Whitehat Dmitri Tsumak, founder of StakeWise, submitted a critical vulnerability on October 5th that affected the RocketPool and Lido Finance staking platforms. The vulnerability allowed for the node operator to steal user deposits. The payout for the whitehat was the maximum amount for critical bugs from both projects ($100,000 from each project), resulting in a total payout of $200,000.

RocketPool and Lido are both third party staking pools for Ethereum 2.0

Participants, known as validators, can propose new blocks and validate blocks from another validator, but only if they stake 32 ETH by depositing the funds to the official deposit contract. Only then can validators run client nodes to participate in PoS.

After a malicious node operator would be included in Lido and RocketPool, they would need to generate additional deposit data with withdrawal credentials and minimum deposit value in ETH (depending on the project) for every validator key created.

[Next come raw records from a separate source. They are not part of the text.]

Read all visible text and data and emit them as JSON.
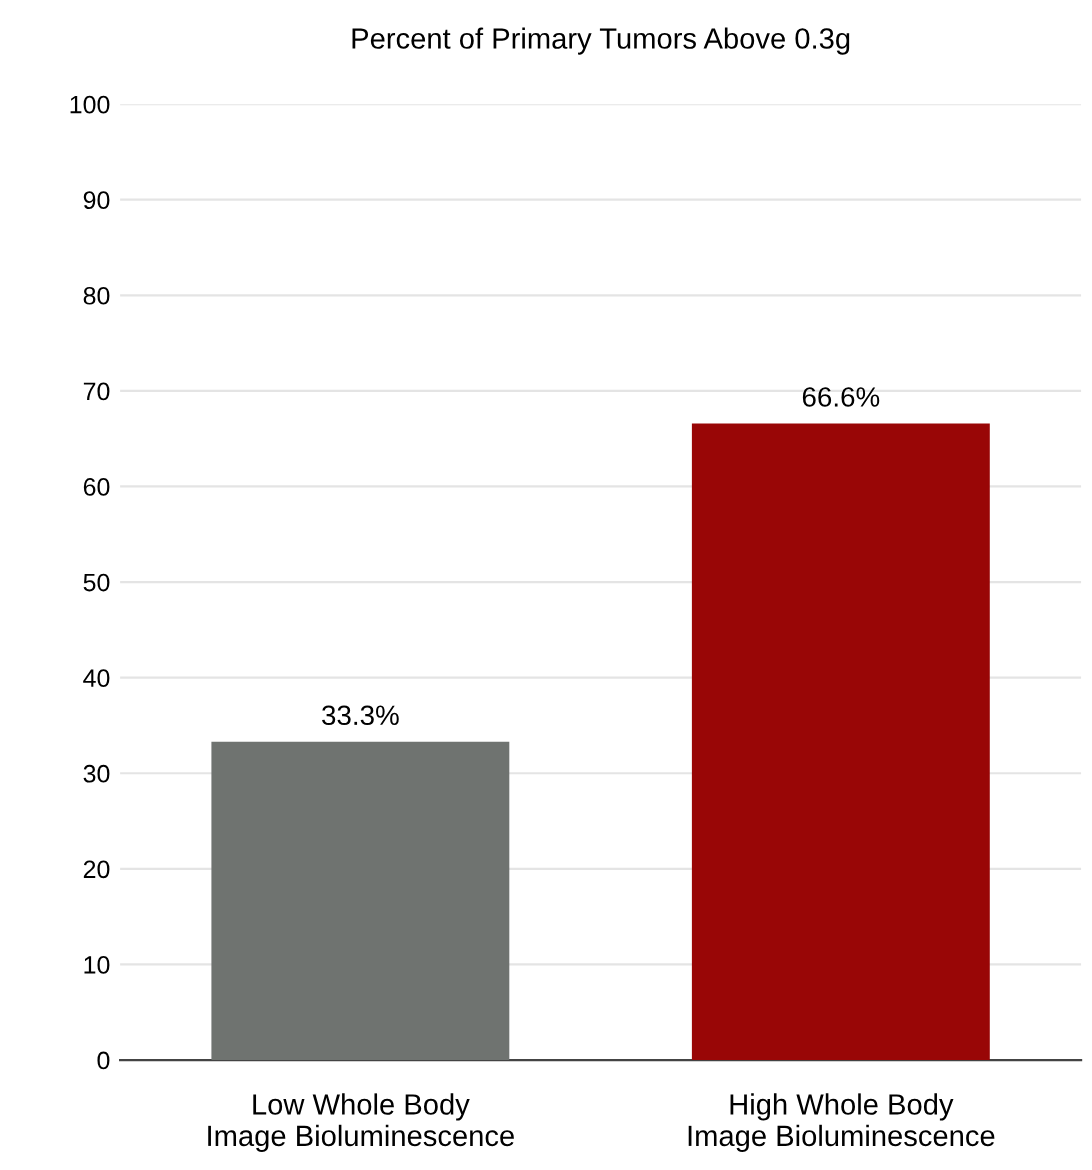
{
  "chart_data": {
    "type": "bar",
    "title": "Percent of Primary Tumors Above 0.3g",
    "categories": [
      "Low Whole Body\nImage Bioluminescence",
      "High Whole Body\nImage Bioluminescence"
    ],
    "values": [
      33.3,
      66.6
    ],
    "colors": [
      "#6f7370",
      "#990606"
    ],
    "value_labels": [
      "33.3%",
      "66.6%"
    ],
    "ylim": [
      0,
      100
    ],
    "yticks": [
      0,
      10,
      20,
      30,
      40,
      50,
      60,
      70,
      80,
      90,
      100
    ],
    "grid": "y"
  }
}
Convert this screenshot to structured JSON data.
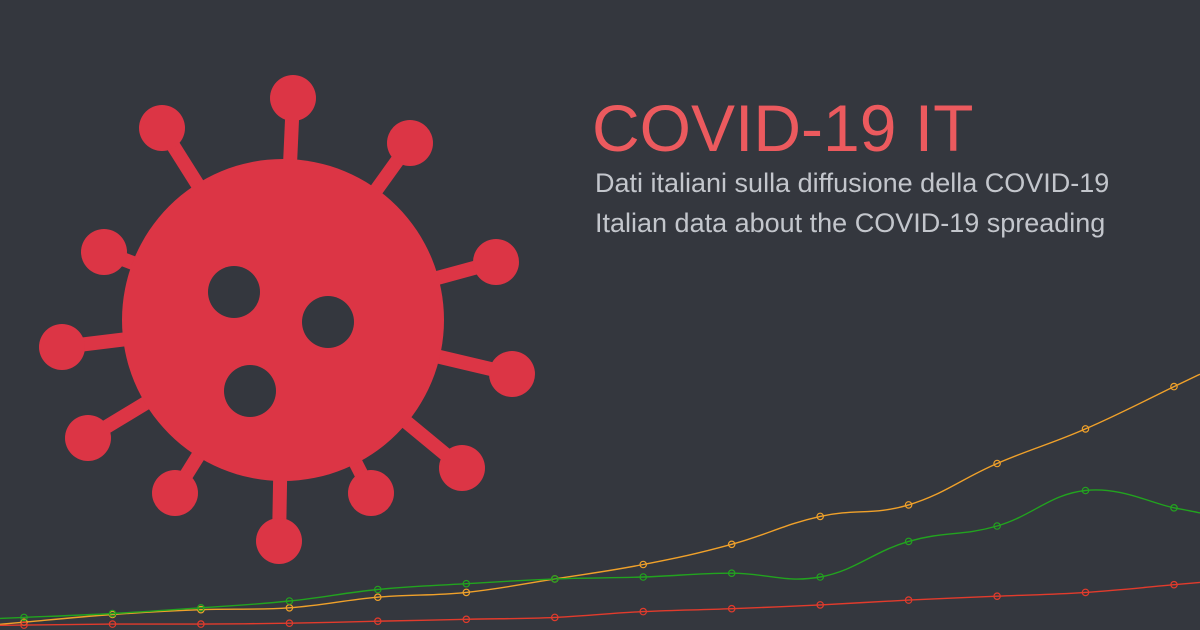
{
  "header": {
    "title": "COVID-19 IT",
    "subtitle_it": "Dati italiani sulla diffusione della COVID-19",
    "subtitle_en": "Italian data about the COVID-19 spreading"
  },
  "icon": {
    "name": "virus-icon",
    "color": "#dc3545"
  },
  "colors": {
    "background": "#34373e",
    "title": "#ec5a5e",
    "subtitle": "#c3c6cc"
  },
  "chart_data": {
    "type": "line",
    "grid": false,
    "legend": "none",
    "x": [
      0,
      1,
      2,
      3,
      4,
      5,
      6,
      7,
      8,
      9,
      10,
      11,
      12,
      13
    ],
    "ylim": [
      0,
      260
    ],
    "series": [
      {
        "color": "#f0a12a",
        "values": [
          5,
          13,
          18,
          20,
          31,
          36,
          50,
          65,
          86,
          115,
          127,
          170,
          206,
          250
        ]
      },
      {
        "color": "#22a31f",
        "values": [
          10,
          14,
          20,
          27,
          39,
          45,
          50,
          52,
          56,
          52,
          89,
          105,
          142,
          124
        ]
      },
      {
        "color": "#e23b2c",
        "values": [
          2,
          3,
          3,
          4,
          6,
          8,
          10,
          16,
          19,
          23,
          28,
          32,
          36,
          44
        ]
      }
    ]
  }
}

The next steps are crucial for the exploit to happen.

An attacker waits for the 32 ETH to be submitted from the pool to the deposit contract for one of the validators approved in the beginning. When this happens, the malicious node operator frontruns the deposit with previously prepared deposit data with minimal needed deposit value for the same validator bls key by calling deposit() function on the deposit contract.

Malicious deposit data contains the same validator pubkey, minimal deposit for deposit contract (1ETH or 16ETH on RocketPool), and withdrawal credentials.